His threat is a reminder of what Monrovians really fear: that the stability they have gradually built up since 2003, when the country's horrific civil war ended, will fall apart. The general secretary of Liberia's YMCA, the country's oldest youth organisation, warned last week that young people would revert to crime if they could not feed themselves. 'Young people are still very conflict-prone and can easily be mobilised into hostilities,' Edward Gboe said from a deserted YMCA headquarters. 'In terms of full-scale civil war, that is unlikely. But with violence it's possible we could be going backwards.'
One of the YMCA's beneficiaries, a 22-year-old trainee hairdresser, agrees she is afraid. Single mother Grace Cole lives in a slum. Her training in a salon near Centre Street is funded by British charity Y Care International. She already feels the country is at war. 'Foreigners are scared of coming here now, which makes me feel very, very bad,' she says. 'I remember the war from when I was little: people killing people in front of me and raping. I'm worried about the situation getting worse.'
Bull and his team manage to calm the restless group and position the prepared bucket on the porch's brick wall. One by one, the rain having slowed, the men turn the bucket's plastic tap and douse their hands in the life-saving water. Girls also appear on the porch to try the new ritual.

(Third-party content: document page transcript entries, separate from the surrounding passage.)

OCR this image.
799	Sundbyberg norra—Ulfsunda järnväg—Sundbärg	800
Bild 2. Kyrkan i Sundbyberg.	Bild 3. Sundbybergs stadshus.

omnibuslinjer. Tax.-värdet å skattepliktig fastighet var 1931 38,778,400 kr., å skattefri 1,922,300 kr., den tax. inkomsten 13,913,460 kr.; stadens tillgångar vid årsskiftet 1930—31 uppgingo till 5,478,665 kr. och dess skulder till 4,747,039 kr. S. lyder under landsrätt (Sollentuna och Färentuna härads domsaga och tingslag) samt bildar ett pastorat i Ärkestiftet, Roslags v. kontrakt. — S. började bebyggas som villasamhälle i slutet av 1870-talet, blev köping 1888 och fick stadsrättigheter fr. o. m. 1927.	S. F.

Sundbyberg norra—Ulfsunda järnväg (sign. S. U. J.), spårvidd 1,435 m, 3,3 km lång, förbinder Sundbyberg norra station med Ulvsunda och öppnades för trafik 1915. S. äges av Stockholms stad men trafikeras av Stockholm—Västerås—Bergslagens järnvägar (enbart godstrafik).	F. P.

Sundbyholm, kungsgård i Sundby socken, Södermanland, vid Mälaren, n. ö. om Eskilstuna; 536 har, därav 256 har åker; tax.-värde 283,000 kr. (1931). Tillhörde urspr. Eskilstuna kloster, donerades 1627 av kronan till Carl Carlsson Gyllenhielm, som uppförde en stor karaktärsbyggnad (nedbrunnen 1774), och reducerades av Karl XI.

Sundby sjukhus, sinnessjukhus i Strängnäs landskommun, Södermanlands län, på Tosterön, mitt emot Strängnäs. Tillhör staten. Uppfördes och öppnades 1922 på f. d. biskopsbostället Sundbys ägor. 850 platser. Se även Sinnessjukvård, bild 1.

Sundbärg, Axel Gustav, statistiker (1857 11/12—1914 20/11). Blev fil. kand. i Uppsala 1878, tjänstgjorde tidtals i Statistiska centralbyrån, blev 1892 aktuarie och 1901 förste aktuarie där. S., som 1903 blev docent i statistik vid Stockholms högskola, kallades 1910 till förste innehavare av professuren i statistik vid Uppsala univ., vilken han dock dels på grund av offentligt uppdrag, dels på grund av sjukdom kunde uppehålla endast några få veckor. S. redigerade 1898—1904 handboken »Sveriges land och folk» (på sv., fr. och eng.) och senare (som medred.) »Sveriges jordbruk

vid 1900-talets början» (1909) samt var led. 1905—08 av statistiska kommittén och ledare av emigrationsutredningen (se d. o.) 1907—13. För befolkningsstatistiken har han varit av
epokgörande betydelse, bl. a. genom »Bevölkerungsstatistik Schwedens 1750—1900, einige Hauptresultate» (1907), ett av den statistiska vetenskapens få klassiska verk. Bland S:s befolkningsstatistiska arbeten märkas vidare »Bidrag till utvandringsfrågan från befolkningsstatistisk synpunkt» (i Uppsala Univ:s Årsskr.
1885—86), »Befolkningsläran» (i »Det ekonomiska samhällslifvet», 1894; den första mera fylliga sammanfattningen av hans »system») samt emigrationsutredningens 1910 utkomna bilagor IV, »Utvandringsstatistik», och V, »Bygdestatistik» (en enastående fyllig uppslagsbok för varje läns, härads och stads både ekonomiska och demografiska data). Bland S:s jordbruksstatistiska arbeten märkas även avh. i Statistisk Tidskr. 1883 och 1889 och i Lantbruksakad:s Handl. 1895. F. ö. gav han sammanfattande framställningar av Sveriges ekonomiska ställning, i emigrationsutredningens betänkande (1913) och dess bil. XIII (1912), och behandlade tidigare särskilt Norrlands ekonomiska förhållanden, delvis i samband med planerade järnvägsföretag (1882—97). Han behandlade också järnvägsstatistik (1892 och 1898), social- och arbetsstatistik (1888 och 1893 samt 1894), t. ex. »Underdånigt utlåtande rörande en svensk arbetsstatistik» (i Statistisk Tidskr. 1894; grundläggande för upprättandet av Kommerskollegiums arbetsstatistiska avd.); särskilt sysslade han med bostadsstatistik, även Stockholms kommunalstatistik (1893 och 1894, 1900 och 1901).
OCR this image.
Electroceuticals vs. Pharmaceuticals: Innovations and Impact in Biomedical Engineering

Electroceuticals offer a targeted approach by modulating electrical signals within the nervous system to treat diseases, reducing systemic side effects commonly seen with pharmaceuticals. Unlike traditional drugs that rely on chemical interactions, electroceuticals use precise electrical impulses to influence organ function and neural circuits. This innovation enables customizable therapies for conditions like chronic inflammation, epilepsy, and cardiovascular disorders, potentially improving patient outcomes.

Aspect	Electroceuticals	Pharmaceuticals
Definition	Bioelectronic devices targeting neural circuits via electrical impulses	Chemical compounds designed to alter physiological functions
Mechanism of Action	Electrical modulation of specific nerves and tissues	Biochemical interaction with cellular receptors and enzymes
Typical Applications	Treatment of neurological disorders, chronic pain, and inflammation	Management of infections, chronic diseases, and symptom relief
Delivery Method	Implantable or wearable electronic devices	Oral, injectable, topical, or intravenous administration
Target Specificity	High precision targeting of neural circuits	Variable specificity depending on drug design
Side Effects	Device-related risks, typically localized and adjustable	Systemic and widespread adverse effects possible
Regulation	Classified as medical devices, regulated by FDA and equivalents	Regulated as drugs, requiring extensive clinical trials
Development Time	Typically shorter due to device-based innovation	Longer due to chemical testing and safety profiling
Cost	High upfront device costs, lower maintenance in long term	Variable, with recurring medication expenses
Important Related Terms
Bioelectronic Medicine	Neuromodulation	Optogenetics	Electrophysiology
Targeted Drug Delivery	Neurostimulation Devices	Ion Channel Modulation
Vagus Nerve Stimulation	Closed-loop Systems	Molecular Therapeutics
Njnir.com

On Sunday, like many Liberians, Bull will go to church to pray for the crisis to end. 'Even in the church, the priest will announce from the pulpit not to shake hands or touch,' he says. 'People will stand far apart from each other.'
Quinn agrees that praying is almost all local people can do. 'For us now, we can only depend on almighty God,' she says.
What is different about this outbreak?
The World Health Organisation says this is the most severe outbreak since the disease was first identified 40 years ago. It has predicted that the disease could continue spreading for months -and there is little that can be done to contain it. 'The outbreak is moving faster than we can control it,' the WHO's director general, Margaret Chan, acknowledged last week.
Which countries are most at risk?
Those in west Africa - in particular Guinea, Liberia and Sierra Leone. But concerns have spread. Last Friday authorities in Uganda said a suspected Ebola patient had tested negative, while a hospital in Benin is treating a Nigerian man suspected of having the disease.
What needs to be done?
The WHO says that all states with Ebola transmission should declare a national emergency but that there should be no general ban on international travel or trade. Nevertheless, many western governments are pulling embassy and other staff from the affected countries as a precaution. Foreign governments are pumping money into health organisations working on the ground.
Why is the disease so serious?
Ebola has no proven cure and there is no vaccine, so the best treatment is focused on alleviating symptoms such as fever, vomiting and diarrhoea.
Could it spread here?
Public Health England insists that for people in the UK there is no change in the current risk assessment, which remains very low. It states: 'No cases of imported Ebola have ever been reported in the UK, and the risk of any traveller to west Africa contracting Ebola is very low without direct contact with the blood or body fluids of an infected person.'
Is there any hope of better treatment?
An experimental drug has been given to two US charity workers who were infected in Liberia. Ebola specialists have urged the WHO to offer the drugs to Africa and it has asked medical ethics experts to examine this option. Meanwhile shares in Canadian pharmaceutical company Tekmira rose on Friday after a regulator cleared its experimental Ebola drug for potential use in humans. The drug is one of three that have shown promising results when tested on monkeys, but it is unproven in humans.